For the first time in our 14 years of marriage, my wife has agreed to go camping! :10001: We're taking huge baby steps here. We're going to a local reservoir and just spending a day at the site with nothing special planned at all. With any luck, she will actually have a good time and we can start talking about driving up to the mountains. It's the bugs that she hates...:smack-head:


----------



## antigua (Dec 17, 2007)

There are so many people I talk to in the same vote. Camping is so much fun regardless of the bugs. There will always be bugs and yes they will always be a pain in the.....butt!  Go have some fun and make some memories. That's the best part.


----------



## l2l (Jan 27, 2008)

Congrats hopefully she will love it and the next thing you know she we will want to go every weekend...


----------



## ctfortner (Nov 16, 2007)

Hope yall have/had a good time, let us know how it goes.

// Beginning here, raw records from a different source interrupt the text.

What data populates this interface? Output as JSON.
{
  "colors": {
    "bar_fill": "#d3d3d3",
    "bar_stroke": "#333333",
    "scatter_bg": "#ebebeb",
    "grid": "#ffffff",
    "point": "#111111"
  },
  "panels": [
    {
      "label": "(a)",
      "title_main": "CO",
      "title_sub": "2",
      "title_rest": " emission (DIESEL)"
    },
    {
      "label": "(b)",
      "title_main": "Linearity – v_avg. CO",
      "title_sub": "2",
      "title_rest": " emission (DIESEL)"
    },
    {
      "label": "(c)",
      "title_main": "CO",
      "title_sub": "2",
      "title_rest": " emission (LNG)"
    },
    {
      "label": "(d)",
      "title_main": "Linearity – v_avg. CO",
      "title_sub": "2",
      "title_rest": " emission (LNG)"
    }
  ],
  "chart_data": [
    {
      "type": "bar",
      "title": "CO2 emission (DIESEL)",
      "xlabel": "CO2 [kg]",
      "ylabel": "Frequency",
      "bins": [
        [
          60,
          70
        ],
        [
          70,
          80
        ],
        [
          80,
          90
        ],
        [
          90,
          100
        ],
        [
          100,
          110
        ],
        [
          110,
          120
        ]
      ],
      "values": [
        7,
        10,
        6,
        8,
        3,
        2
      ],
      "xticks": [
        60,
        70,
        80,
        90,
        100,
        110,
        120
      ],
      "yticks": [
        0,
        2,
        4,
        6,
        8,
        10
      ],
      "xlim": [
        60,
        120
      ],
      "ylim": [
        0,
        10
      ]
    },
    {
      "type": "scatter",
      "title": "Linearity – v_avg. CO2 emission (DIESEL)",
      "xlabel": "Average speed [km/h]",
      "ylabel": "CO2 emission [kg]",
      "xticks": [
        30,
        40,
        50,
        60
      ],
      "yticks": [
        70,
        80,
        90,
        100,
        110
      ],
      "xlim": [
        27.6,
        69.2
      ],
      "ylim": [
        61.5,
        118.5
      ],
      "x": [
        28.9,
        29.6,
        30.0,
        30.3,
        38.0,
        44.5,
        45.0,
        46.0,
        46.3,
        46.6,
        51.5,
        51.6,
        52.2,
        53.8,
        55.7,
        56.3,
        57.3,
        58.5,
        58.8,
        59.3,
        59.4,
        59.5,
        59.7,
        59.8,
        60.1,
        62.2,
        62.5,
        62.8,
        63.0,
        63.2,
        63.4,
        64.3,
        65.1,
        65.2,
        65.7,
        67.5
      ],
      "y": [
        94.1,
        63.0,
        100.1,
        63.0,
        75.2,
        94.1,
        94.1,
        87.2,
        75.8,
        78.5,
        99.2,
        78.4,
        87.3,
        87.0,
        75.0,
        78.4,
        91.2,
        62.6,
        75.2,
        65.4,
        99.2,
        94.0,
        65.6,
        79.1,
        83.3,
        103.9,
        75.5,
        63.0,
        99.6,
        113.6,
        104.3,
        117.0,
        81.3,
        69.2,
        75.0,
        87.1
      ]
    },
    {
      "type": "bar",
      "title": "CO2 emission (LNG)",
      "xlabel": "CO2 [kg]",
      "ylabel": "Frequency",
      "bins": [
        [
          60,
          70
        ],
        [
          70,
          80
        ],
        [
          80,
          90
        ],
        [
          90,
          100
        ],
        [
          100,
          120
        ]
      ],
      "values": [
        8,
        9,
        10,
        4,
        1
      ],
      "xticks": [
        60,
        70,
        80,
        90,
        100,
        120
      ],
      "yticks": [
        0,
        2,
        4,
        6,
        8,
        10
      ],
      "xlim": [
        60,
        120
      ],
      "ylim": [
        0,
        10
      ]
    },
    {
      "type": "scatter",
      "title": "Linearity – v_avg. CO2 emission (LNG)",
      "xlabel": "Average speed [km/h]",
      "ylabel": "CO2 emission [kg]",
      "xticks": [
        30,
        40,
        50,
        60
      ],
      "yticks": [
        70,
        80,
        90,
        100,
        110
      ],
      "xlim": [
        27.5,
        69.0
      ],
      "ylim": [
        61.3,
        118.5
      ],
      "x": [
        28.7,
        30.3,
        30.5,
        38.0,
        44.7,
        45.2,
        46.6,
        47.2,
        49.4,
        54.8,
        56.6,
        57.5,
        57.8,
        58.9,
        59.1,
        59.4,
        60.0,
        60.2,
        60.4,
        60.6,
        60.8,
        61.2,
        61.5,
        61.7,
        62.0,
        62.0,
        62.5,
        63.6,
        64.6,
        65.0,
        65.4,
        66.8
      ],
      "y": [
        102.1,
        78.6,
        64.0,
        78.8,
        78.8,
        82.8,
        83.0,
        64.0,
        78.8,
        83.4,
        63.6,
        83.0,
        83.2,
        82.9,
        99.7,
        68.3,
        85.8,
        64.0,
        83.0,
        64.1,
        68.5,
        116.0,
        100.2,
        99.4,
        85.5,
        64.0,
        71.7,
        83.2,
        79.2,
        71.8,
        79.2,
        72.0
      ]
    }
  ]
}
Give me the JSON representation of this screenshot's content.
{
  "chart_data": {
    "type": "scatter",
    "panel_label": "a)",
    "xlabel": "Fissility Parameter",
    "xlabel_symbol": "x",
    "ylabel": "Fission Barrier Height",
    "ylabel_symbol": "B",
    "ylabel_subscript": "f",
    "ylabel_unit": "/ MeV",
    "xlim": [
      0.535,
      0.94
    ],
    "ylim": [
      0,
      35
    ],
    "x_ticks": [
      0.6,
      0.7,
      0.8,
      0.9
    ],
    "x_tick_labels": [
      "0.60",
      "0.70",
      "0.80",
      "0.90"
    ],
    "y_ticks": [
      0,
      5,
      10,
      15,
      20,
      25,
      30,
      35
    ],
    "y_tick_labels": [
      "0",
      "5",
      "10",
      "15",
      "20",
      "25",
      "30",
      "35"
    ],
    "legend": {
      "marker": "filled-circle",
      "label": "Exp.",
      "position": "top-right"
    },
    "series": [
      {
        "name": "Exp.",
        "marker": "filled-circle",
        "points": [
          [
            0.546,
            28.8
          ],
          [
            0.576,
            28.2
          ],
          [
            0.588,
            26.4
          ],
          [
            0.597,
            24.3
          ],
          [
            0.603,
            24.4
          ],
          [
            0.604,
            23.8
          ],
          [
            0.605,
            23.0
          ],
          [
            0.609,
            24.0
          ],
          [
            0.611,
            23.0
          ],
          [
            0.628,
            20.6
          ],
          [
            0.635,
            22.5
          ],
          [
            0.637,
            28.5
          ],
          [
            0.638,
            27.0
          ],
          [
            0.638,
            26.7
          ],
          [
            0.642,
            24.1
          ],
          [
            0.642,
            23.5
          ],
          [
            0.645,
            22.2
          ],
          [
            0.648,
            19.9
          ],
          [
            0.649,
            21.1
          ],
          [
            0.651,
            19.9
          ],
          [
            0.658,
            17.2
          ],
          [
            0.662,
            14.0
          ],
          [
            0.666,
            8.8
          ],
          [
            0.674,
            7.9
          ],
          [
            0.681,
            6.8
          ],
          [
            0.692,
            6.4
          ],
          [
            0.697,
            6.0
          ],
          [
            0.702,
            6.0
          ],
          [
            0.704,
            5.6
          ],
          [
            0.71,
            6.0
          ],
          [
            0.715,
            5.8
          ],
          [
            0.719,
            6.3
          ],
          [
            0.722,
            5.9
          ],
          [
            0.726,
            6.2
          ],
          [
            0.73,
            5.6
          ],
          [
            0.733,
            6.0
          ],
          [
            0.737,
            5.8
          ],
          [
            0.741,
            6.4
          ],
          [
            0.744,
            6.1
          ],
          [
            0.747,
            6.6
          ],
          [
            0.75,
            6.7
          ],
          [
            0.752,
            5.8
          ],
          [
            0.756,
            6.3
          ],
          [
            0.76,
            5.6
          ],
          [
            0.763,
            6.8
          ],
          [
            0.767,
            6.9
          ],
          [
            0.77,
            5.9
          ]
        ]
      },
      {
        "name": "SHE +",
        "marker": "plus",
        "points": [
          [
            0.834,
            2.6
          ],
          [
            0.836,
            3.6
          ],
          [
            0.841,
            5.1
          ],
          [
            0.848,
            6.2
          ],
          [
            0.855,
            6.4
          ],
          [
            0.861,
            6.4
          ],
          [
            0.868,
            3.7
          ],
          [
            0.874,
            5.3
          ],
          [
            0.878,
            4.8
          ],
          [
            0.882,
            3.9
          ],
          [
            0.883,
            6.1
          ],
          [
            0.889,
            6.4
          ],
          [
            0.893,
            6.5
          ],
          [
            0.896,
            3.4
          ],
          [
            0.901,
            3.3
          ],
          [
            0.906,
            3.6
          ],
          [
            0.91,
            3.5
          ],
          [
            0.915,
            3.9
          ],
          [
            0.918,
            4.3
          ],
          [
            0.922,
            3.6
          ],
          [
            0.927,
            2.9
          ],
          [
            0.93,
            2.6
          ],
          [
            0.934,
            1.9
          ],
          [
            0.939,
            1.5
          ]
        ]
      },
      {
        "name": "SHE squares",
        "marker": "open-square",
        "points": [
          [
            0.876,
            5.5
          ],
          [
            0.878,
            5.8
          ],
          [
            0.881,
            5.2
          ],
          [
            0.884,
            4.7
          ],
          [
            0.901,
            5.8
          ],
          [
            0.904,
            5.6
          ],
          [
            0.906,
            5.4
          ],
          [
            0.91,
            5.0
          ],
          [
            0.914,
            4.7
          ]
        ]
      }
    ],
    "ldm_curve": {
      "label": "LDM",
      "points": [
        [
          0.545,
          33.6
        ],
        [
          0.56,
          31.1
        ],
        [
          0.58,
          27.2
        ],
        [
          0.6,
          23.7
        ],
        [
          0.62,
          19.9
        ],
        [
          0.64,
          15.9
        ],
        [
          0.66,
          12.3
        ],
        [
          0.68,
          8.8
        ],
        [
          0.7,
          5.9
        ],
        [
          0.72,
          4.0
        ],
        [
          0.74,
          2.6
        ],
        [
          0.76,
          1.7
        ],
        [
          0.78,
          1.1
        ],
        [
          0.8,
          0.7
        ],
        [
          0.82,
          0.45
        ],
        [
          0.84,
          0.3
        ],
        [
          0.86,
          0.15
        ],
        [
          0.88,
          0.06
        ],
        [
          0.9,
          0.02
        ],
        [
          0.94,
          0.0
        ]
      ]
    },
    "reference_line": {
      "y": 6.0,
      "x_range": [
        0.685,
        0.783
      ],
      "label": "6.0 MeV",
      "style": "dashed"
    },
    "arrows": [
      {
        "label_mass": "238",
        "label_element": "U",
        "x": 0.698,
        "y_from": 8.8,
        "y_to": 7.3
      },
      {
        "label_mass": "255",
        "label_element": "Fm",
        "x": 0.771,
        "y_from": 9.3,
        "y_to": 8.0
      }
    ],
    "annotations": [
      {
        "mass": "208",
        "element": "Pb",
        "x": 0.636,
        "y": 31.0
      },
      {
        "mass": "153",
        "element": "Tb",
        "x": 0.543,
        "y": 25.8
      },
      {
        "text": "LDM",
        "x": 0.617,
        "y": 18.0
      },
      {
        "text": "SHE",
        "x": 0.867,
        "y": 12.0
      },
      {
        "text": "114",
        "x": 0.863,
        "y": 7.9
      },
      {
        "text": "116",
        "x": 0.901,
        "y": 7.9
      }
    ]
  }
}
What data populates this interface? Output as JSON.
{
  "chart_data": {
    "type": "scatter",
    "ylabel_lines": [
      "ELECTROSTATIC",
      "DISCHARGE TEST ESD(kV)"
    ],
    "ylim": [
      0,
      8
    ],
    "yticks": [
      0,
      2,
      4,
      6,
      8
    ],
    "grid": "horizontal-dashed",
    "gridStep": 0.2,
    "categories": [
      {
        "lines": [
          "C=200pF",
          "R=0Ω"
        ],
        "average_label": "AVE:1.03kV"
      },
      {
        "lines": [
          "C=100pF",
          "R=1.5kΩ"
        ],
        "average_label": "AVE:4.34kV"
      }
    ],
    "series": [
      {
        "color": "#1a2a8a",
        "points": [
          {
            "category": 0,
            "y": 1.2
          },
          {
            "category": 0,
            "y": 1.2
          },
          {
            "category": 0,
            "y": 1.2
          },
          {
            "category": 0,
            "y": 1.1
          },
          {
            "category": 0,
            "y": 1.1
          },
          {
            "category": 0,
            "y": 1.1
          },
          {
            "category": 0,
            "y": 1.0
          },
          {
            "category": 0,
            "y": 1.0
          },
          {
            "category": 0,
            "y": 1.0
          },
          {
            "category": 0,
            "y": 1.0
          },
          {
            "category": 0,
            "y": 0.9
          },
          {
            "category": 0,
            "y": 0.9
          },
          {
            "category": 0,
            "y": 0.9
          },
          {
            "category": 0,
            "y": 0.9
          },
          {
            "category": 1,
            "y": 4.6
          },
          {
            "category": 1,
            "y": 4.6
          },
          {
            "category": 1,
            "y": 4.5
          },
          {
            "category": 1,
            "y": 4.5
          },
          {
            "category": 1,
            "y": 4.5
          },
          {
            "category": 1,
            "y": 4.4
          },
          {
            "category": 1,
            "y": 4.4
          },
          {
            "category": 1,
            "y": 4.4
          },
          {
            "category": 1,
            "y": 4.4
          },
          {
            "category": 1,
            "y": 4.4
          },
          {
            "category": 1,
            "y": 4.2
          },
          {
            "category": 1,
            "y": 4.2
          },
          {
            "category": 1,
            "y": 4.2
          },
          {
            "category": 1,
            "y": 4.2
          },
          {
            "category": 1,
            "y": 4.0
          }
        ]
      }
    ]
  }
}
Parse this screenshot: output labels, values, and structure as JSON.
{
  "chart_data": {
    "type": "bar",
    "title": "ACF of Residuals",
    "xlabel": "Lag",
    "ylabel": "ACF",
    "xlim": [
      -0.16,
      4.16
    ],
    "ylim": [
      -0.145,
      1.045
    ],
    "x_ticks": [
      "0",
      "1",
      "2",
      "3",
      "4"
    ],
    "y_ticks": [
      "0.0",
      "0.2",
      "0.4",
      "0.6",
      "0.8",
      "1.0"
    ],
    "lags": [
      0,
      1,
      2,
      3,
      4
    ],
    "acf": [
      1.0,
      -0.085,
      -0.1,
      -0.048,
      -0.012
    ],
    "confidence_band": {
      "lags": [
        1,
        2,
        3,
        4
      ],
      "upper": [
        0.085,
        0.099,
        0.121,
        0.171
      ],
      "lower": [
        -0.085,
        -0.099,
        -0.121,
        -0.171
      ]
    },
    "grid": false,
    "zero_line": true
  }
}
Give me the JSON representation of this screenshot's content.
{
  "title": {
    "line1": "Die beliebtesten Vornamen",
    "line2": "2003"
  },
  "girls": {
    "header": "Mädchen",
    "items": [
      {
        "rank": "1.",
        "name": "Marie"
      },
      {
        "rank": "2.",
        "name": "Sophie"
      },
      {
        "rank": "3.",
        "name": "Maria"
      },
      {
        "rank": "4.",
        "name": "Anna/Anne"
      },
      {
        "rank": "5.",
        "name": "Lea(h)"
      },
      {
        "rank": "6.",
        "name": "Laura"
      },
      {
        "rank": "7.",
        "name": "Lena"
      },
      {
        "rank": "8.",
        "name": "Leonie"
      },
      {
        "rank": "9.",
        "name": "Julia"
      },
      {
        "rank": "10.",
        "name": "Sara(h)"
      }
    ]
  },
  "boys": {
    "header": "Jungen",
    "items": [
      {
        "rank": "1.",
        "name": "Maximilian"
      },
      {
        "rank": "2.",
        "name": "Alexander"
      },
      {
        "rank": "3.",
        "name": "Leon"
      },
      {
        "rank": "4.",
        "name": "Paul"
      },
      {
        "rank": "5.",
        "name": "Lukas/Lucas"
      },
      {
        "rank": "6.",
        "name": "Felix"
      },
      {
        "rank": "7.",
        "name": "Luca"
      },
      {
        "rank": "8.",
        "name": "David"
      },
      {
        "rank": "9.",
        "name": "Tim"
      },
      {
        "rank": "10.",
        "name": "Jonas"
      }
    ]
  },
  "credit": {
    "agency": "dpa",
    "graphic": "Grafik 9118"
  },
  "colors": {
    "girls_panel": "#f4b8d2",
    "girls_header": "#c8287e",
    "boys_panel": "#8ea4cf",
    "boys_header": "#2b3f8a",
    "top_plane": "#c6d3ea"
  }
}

May try a screen tent when you sitting outside to help out at least till you get her hooked!


----------



## jeffmue (Apr 22, 2010)

ctfortner said:


> May try a screen tent when you sitting outside to help out at least till you get her hooked!


That's a great idea!


----------



## EdisonCheug (Jul 22, 2010)

LOL. whatever, she agreed.
and im sure youve had a time camping.:rotflmao1:


----------